Discovering Later-Life Love * | Premarital | Blog | Better Marriages | Educating Couples - Building Relationships

Discovering Later-Life Love *

By Greg and Priscilla Hunt

Imagine a thirty-something minister standing at the altar with a seventy-something couple, supplying them with wisdom before they say “I do.” The picture has a certain comic, Norman-Rockwell quality to it. The young officiant speaks, and as he speaks, his two seasoned elders look at him and listen with patient self-restraint, perhaps even amusement.

That’s the preposterous position I found myself in with Jon and Martha. Drawn into their remarkable story of love, it fell to me to bless them on their wedding day and, as I always did, to offer advice to the couple before leading them in their vows.

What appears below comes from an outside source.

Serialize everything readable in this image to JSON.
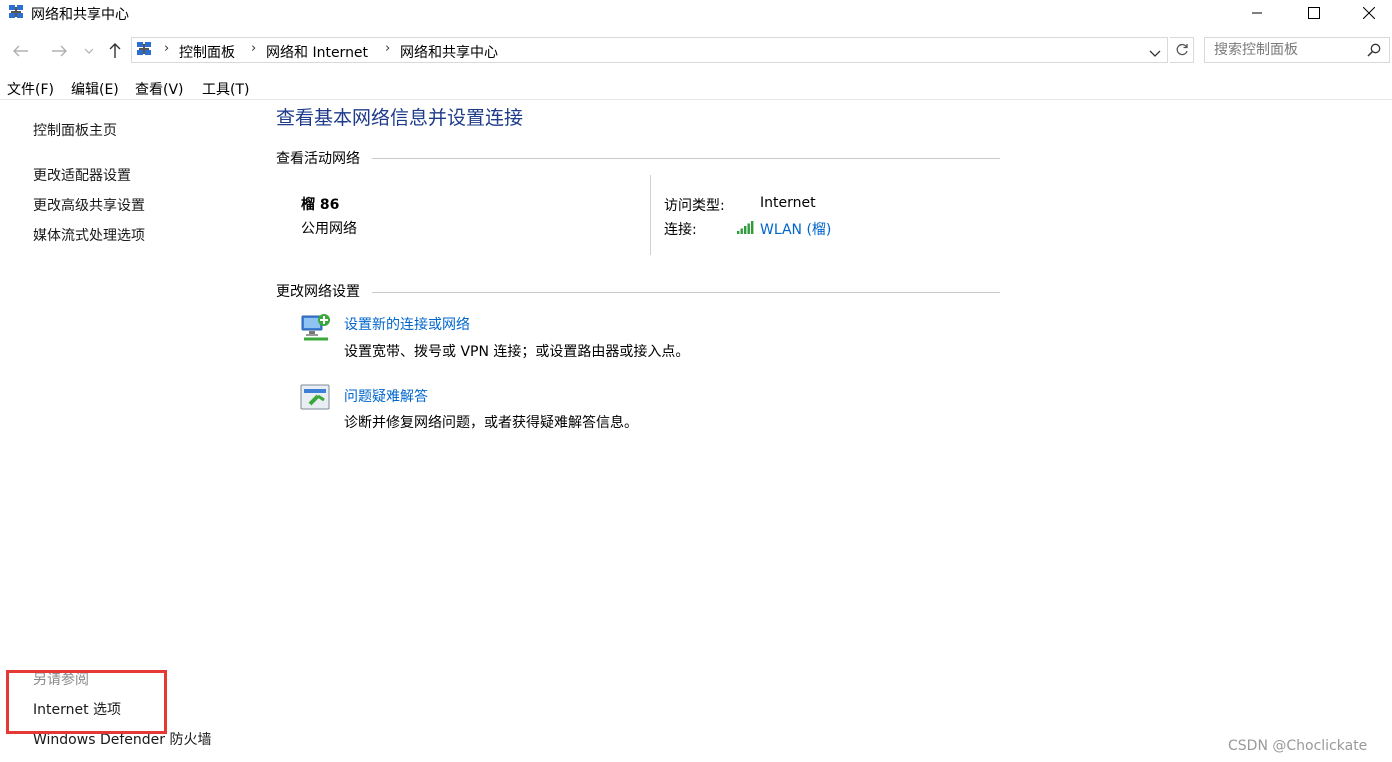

My wife, Priscilla, and I had a longstanding relationship with Martha through our church. Then she called one day to tell us that she had reconnected with her high school flame. She and Jon had first fallen in love as schoolmates in Depression-era Missouri, but their parents had come between them, thinking them wrong for each other. Then came the Second World War…and other loves. Both married others and had families of their own. They lost touch with each other as life moved on.

Years later, after each had lost a spouse and on the occasion of a fiftieth high school reunion, they rediscovered each other and reignited their love. Within days, Jon was making plans to move across country to Martha. They decided to fulfill their adolescent dreams and get married.

Priscilla and I were genuinely delighted in this fairytale story of rekindled love. In our role as pre-marriage support people, we didn’t want to do anything to squelch their joy. Nonetheless, we knew that their “in-love” feelings, as with all newlyweds, would eventually give way to ongoing life. They would have to learn each other’s ways and adjust to each other’s idiosyncrasies. They would have to intertwine two separate lifetimes of life, work, family, friends, and faith. We talked about all of this during pre-marriage appointments, and we assured them that we would continue to support them after their wedding, come what may. They humored us when we told them marrying might not be totally smooth, unable to imagine that anything could strain the love they felt.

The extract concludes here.